Ask HN: Tech Managers, how do you keep up with the latest tech? - somtum
You&#x27;re busy managing&#x2F;leading your team during work hours. How do you find the time to keep up with the latest tech? Do you code in your spare time?
======
cookiecaper
I question the premise. What does it mean to "keep up with the latest tech"?
People trying to "keep up" and get the latest buzzword as a feather in their
cap has caused a roaring avalanche of stupidity in this industry over the last
decade.

Ultimately the corporate entities hiring these buzzword-happy pretenders end
up paying the price. If a manager cares about using reliable tools to do a
good job for his employer, how does "keeping up with the latest tech" serve
that end?

------
xstartup
My managers use Hype to figure out what's latest. That's the only thing they
know, chasing the hype is what they call it.

------
muzani
It's actually a lot easier to keep up with tech as a leader than developer.
Devs are deep in tech and usually only have time to improve on what they know
instead of picking up a new framework.

Managers don't have the space to focus on something, but their job is to
simply be available to communicate and handle the overhead. They can even
justify experimenting with new tech as part of the job.

------
matt_s
Simple trick: you are a manager and probably spend > 50% of your time in
meetings. Schedule yourself some meetings to spend time keeping up with tech.

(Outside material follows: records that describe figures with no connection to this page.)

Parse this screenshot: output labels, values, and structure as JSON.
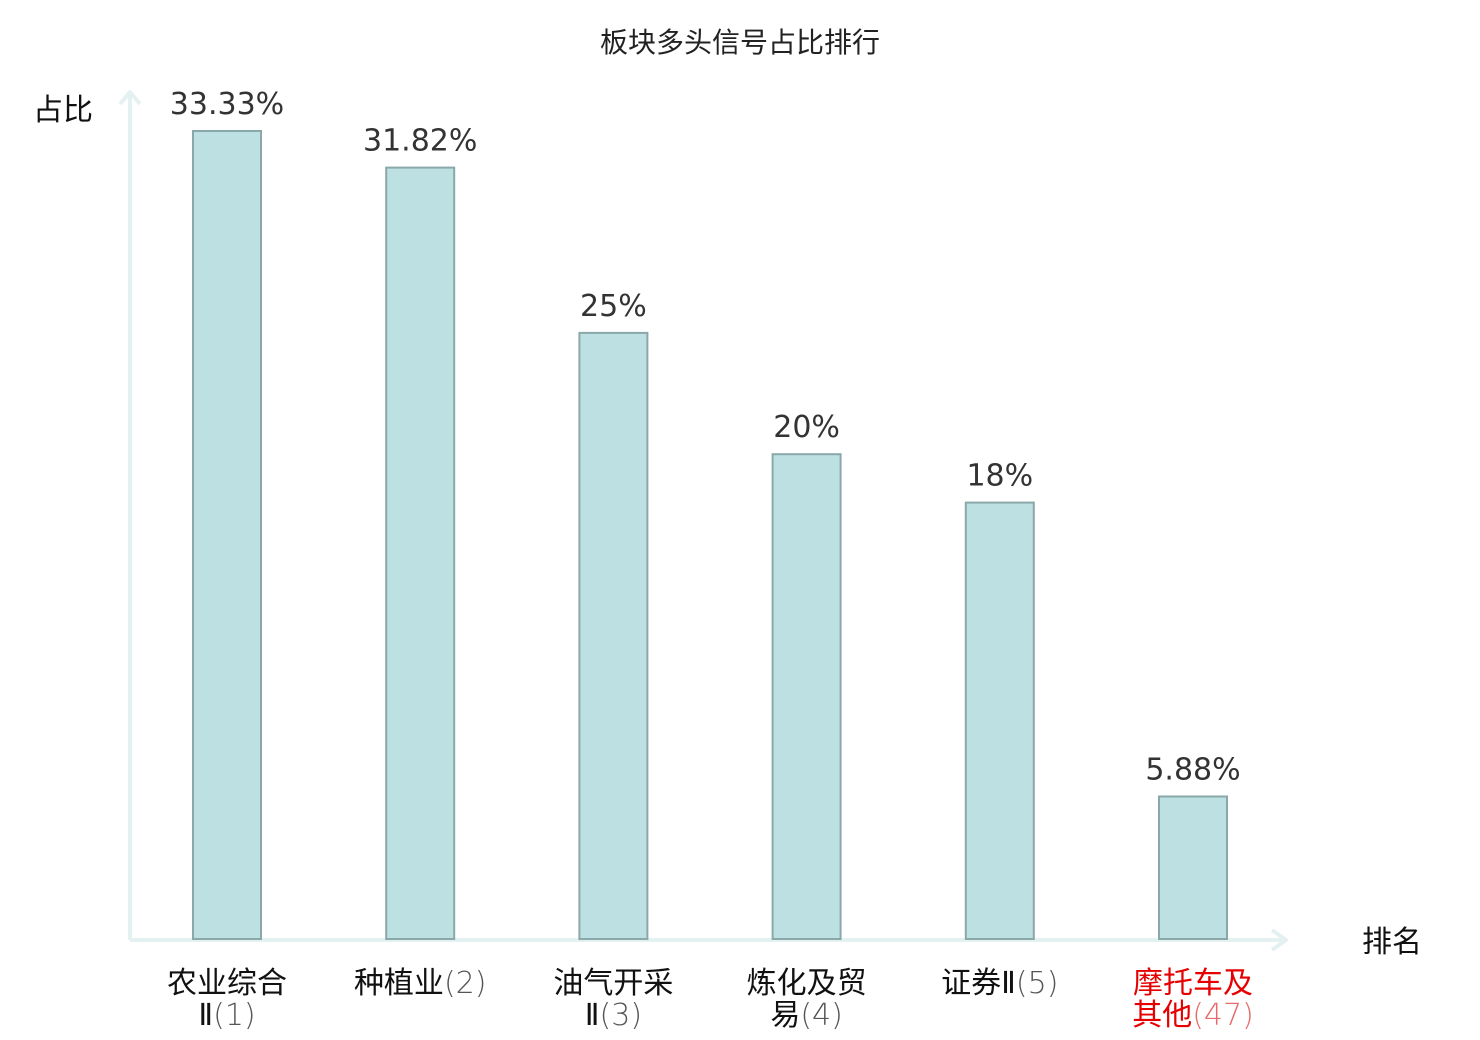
{
  "chart_data": {
    "type": "bar",
    "title": "板块多头信号占比排行",
    "xlabel": "排名",
    "ylabel": "占比",
    "ylim": [
      0,
      35
    ],
    "grid": false,
    "legend": "none",
    "categories": [
      {
        "lines": [
          "农业综合",
          "Ⅱ"
        ],
        "rank": "(1)",
        "highlight": false
      },
      {
        "lines": [
          "种植业"
        ],
        "rank": "(2)",
        "highlight": false
      },
      {
        "lines": [
          "油气开采",
          "Ⅱ"
        ],
        "rank": "(3)",
        "highlight": false
      },
      {
        "lines": [
          "炼化及贸",
          "易"
        ],
        "rank": "(4)",
        "highlight": false
      },
      {
        "lines": [
          "证券Ⅱ"
        ],
        "rank": "(5)",
        "highlight": false
      },
      {
        "lines": [
          "摩托车及",
          "其他"
        ],
        "rank": "(47)",
        "highlight": true
      }
    ],
    "values": [
      33.33,
      31.82,
      25,
      20,
      18,
      5.88
    ],
    "value_labels": [
      "33.33%",
      "31.82%",
      "25%",
      "20%",
      "18%",
      "5.88%"
    ],
    "colors": {
      "bar_fill": "#bde0e3",
      "bar_stroke": "#8aa8aa",
      "axis": "#e3f2f0",
      "highlight_text": "#e60000"
    }
  }
}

I also found when I was a manager that there are some natural downtimes that
occur when a lot of PM's or your peers are out, take advantage of those
intervals since you'll have less meetings.

Also also, tech doesn't change that quickly. You can probably get to a level
of understanding of some new tech by just reading up on it. This is just to
understand if it is applicable to your area w/o having to go through the
download/config/install/frustration loop.

------
dbish
I still try to spend some time coding during the week on work related items
(small tasks with time set aside once a week) and code in my spare time on my
own projects. I don't know if I'm able to "keep up" with the latest, but I am
able to dive into areas of interest.

------
bsvalley
You mean busy going to meetings? Yeah it takes most of my time. Leading the
team is an on-demand thing... Though I don’t code anymore, I simply keep up
with the latest technologies without coding. Simply read tech forums, news,
etc. I think architects can teach us a lot more on that. They keep up with the
latest tech and they don’t code anything.

------
bryan11
Prioritize time carefully, read, and stay in tech. Use agendas to control and
limit meeting time. Work with tech at a high level involving architecture and
directions, then hand off sub-projects to your direct reports.